The Simplified Chinese Translation Review Team faced its own obstacles. Liana Kwan, DTM, is the team’s Chief Reviewer. “The biggest challenge was in finding the equivalent cultural term to represent the jokes in Mandarin. There are many aspects that need to be considered, such as linguistic equivalence, paradigmatic equivalence, stylistic equivalence, and also textual equivalence.”

 Globe with different languages written around it

Geographical factors were also key, says Kwan, who lives in Medan, North Sumatra, Indonesia. “The jokes in Indonesia Chinese and the jokes in Mainland Chinese will not be the same because of the different cultures. My team members on the Chinese Translation Review Team come from several different countries, where they have different cultural backgrounds that may influence their judgment of equivalent cultural terms to represent English jokes.”

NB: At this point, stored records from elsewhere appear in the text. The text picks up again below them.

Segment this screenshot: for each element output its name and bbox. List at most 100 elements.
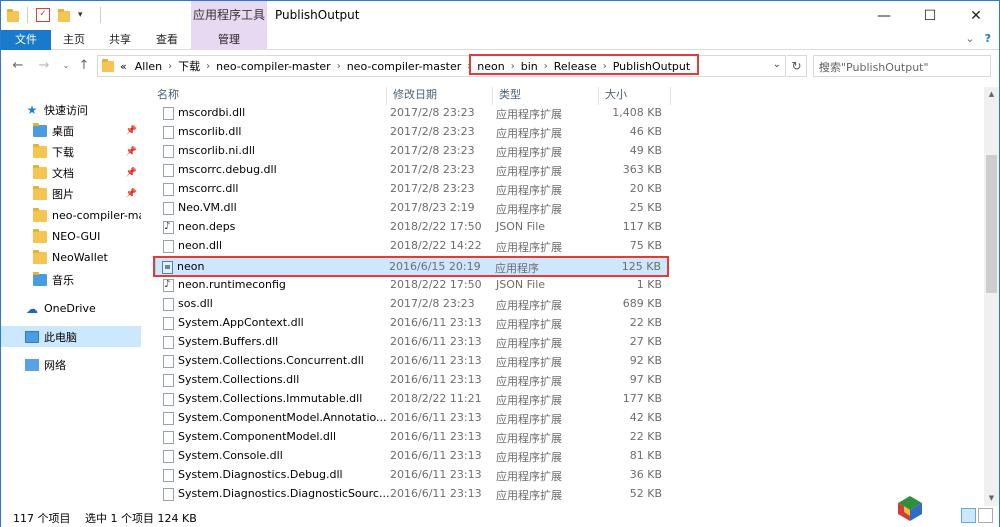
divider <box>27 7 28 23</box>
dll-file-icon <box>163 393 174 406</box>
file-type: 应用程序扩展 <box>496 413 562 426</box>
expand-ribbon-icon[interactable]: ⌄ <box>965 32 974 45</box>
file-date: 2017/2/8 23:23 <box>390 144 475 157</box>
column-header-type[interactable]: 类型 <box>493 87 599 105</box>
large-icons-view-icon[interactable] <box>978 508 993 523</box>
tab-file[interactable]: 文件 <box>1 30 51 50</box>
file-size: 52 KB <box>629 487 662 500</box>
file-row[interactable]: System.Collections.Immutable.dll 2018/2/2… <box>157 390 669 409</box>
file-type: 应用程序扩展 <box>496 432 562 445</box>
nav-item-desktop[interactable]: 桌面 📌 <box>1 120 141 141</box>
file-row[interactable]: System.Diagnostics.Debug.dll 2016/6/11 23… <box>157 466 669 485</box>
nav-item-pictures[interactable]: 图片 📌 <box>1 183 141 204</box>
breadcrumb-downloads[interactable]: 下载 <box>178 58 200 74</box>
breadcrumb-neo-compiler-master-inner[interactable]: neo-compiler-master <box>347 60 462 73</box>
file-row[interactable]: Neo.VM.dll 2017/8/23 2:19 应用程序扩展 25 KB <box>157 199 669 218</box>
file-name: System.Collections.Immutable.dll <box>178 392 363 405</box>
address-dropdown-icon[interactable]: ⌄ <box>773 59 781 70</box>
vertical-scrollbar[interactable]: ▲ ▼ <box>984 87 999 506</box>
file-type: 应用程序扩展 <box>496 299 562 312</box>
file-row[interactable]: System.Collections.Concurrent.dll 2016/6/… <box>157 352 669 371</box>
file-row[interactable]: System.Diagnostics.DiagnosticSourc... 201… <box>157 485 669 504</box>
breadcrumb-neo-compiler-master[interactable]: neo-compiler-master <box>216 60 331 73</box>
dll-file-icon <box>163 107 174 120</box>
dll-file-icon <box>163 183 174 196</box>
forward-button[interactable]: → <box>35 57 53 75</box>
file-row[interactable]: mscordbi.dll 2017/2/8 23:23 应用程序扩展 1,408 KB <box>157 104 669 123</box>
tab-view[interactable]: 查看 <box>146 30 188 50</box>
nav-item-neo-gui[interactable]: NEO-GUI <box>1 226 141 247</box>
file-size: 36 KB <box>629 468 662 481</box>
folder-icon <box>33 228 47 243</box>
file-row[interactable]: System.AppContext.dll 2016/6/11 23:13 应用程序… <box>157 314 669 333</box>
file-date: 2016/6/11 23:13 <box>390 468 482 481</box>
refresh-button[interactable]: ↻ <box>787 55 807 77</box>
maximize-button[interactable]: ☐ <box>907 1 953 30</box>
file-row[interactable]: neon.runtimeconfig 2018/2/22 17:50 JSON Fi… <box>157 276 669 295</box>
file-name: System.Collections.Concurrent.dll <box>178 354 364 367</box>
column-header-date[interactable]: 修改日期 <box>387 87 493 105</box>
nav-network[interactable]: 网络 <box>1 354 141 375</box>
file-row[interactable]: System.Collections.dll 2016/6/11 23:13 应用程… <box>157 371 669 390</box>
scroll-down-icon[interactable]: ▼ <box>984 491 999 506</box>
minimize-button[interactable]: — <box>861 1 907 30</box>
file-row[interactable]: neon.deps 2018/2/22 17:50 JSON File 117 KB <box>157 218 669 237</box>
breadcrumb-allen[interactable]: Allen <box>135 60 162 73</box>
nav-label: 下载 <box>52 145 74 159</box>
close-button[interactable]: ✕ <box>953 1 999 30</box>
nav-quick-access[interactable]: ★ 快速访问 <box>1 99 141 120</box>
nav-this-pc[interactable]: 此电脑 <box>1 326 141 347</box>
properties-icon[interactable]: ✓ <box>36 8 50 22</box>
search-icon[interactable]: ⌕ <box>819 58 984 73</box>
customize-dropdown-icon[interactable]: ▾ <box>78 8 92 22</box>
item-count: 117 个项目 <box>13 512 71 525</box>
file-name: System.Diagnostics.Debug.dll <box>178 468 343 481</box>
file-name: System.Buffers.dll <box>178 335 279 348</box>
nav-onedrive[interactable]: ☁ OneDrive <box>1 298 141 319</box>
file-type: 应用程序扩展 <box>496 203 562 216</box>
file-row[interactable]: mscorlib.dll 2017/2/8 23:23 应用程序扩展 46 KB <box>157 123 669 142</box>
nav-item-music[interactable]: 音乐 <box>1 269 141 290</box>
tab-manage[interactable]: 管理 <box>191 30 267 50</box>
nav-item-downloads[interactable]: 下载 📌 <box>1 141 141 162</box>
file-date: 2016/6/11 23:13 <box>390 335 482 348</box>
file-row[interactable]: System.Buffers.dll 2016/6/11 23:13 应用程序扩展 2… <box>157 333 669 352</box>
chevron-right-icon[interactable]: › <box>206 61 210 72</box>
back-button[interactable]: ← <box>9 57 27 75</box>
file-row[interactable]: System.Console.dll 2016/6/11 23:13 应用程序扩展 8… <box>157 447 669 466</box>
nav-item-documents[interactable]: 文档 📌 <box>1 162 141 183</box>
file-type: JSON File <box>496 278 546 291</box>
file-date: 2016/6/11 23:13 <box>390 316 482 329</box>
chevron-right-icon[interactable]: › <box>337 61 341 72</box>
search-input[interactable]: 搜索"PublishOutput" ⌕ <box>813 55 991 77</box>
file-row[interactable]: sos.dll 2017/2/8 23:23 应用程序扩展 689 KB <box>157 295 669 314</box>
file-row[interactable]: System.ComponentModel.Annotatio... 2016/6… <box>157 409 669 428</box>
column-header-name[interactable]: 名称 <box>151 87 387 105</box>
column-header-size[interactable]: 大小 <box>599 87 671 105</box>
documents-folder-icon <box>33 164 47 179</box>
file-row[interactable]: mscorrc.debug.dll 2017/2/8 23:23 应用程序扩展 363… <box>157 161 669 180</box>
divider <box>100 7 101 23</box>
details-view-icon[interactable] <box>961 508 976 523</box>
tab-share[interactable]: 共享 <box>99 30 141 50</box>
help-icon[interactable]: ? <box>985 32 991 45</box>
folder-icon[interactable] <box>7 8 19 22</box>
up-button[interactable]: ↑ <box>75 57 93 75</box>
watermark-logo-icon <box>898 496 922 521</box>
file-row[interactable]: neon.dll 2018/2/22 14:22 应用程序扩展 75 KB <box>157 237 669 256</box>
new-folder-icon[interactable] <box>58 8 70 22</box>
file-type: 应用程序扩展 <box>496 489 562 502</box>
recent-locations-button[interactable]: ⌄ <box>57 57 75 75</box>
file-row[interactable]: mscorrc.dll 2017/2/8 23:23 应用程序扩展 20 KB <box>157 180 669 199</box>
nav-item-neowallet[interactable]: NeoWallet <box>1 247 141 268</box>
scrollbar-thumb[interactable] <box>986 155 997 293</box>
file-row[interactable]: mscorlib.ni.dll 2017/2/8 23:23 应用程序扩展 49 KB <box>157 142 669 161</box>
file-row[interactable]: System.ComponentModel.dll 2016/6/11 23:13… <box>157 428 669 447</box>
tab-home[interactable]: 主页 <box>53 30 95 50</box>
file-size: 42 KB <box>629 411 662 424</box>
scroll-up-icon[interactable]: ▲ <box>984 87 999 102</box>
breadcrumb-overflow[interactable]: « <box>120 60 127 73</box>
nav-item-neo-compiler-master[interactable]: neo-compiler-mas <box>1 205 141 226</box>
column-headers: 名称 修改日期 类型 大小 <box>151 87 671 105</box>
chevron-right-icon[interactable]: › <box>168 61 172 72</box>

Rui Henriques, DTM, Chief Reviewer for the Portuguese Translation Review Team, describes a challenge dealing with Brazilian Portuguese versus European Portuguese. Working on a different Toastmasters project, his team found a problematic phrase: a man wearing a suit. “In Brazilian Portuguese we use treno. It is used in European Portuguese but is not sufficiently widespread to ensure everyone understands. In European Portuguese we use fato for suit. However, fato is also fact.”

To resolve any potential mistranslation, the team recommended changing the example to a female wearing a dress. Vestido, or dress, carries the same meaning for all Portuguese speakers.

Henriques, of Vermoim, Maia, Portugal, who is also an English as a Second Language (ESL) teacher, says part of the challenge of translating Toastmasters material is to ensure the path doesn’t sound too English. “The goal is that the end product can be read as a stand-alone Portuguese version.”

Phrases or individual words can present challenges not just across countries but within them too. Mueller, the German reviewer, hails from Weissach, Baden-Württemberg, Germany. He is a native speaker of German and Swabian (a language spoken in southwestern Germany). “Even within two languages in one nation, like Swabian and German, certain expressions can have significantly different meaning,” he says.

For example, one particular phrase, when uttered in Swabian, is a statement of astonishment. However, used in German, it is profane and rude. If you speak English, Mueller points out, you will probably find similar scenarios in using words and phrases across American English, British English, Indian English, Australian English, and New Zealand English.


Taking the Initiative

You don’t have to be a culture expert to increase your ability to communicate across languages and regions, whether with humor or other content. As a Toastmaster, you have access to tools that can help you improve your self-awareness. Many of Pathways’ paths offer projects such as “Active Listening,” “Connect With Your Audience,” and “Understanding Emotional Intelligence.” Each of these provides strategies for communicating with, and expanding your awareness of, other people.

And of course, clubs meet in over 140 different countries, which means you have a network of individuals to converse with, learn from, and engage with to improve your own skills. Consider visiting a club in another country if you are traveling there for work or a vacation. Members who have done so say the experience is fun and enlightening.

You can also meet and converse with other members on social networking sites like Facebook, Twitter, and LinkedIn, or even at District conferences or the Toastmasters International Convention.

Mueller says that his experience as a Translation Reviewer has taught him to pay more attention to his words, actions, and how he comes across to others. “In an ever more related and connected world, communication and consciously expressing yourself are becoming more important.”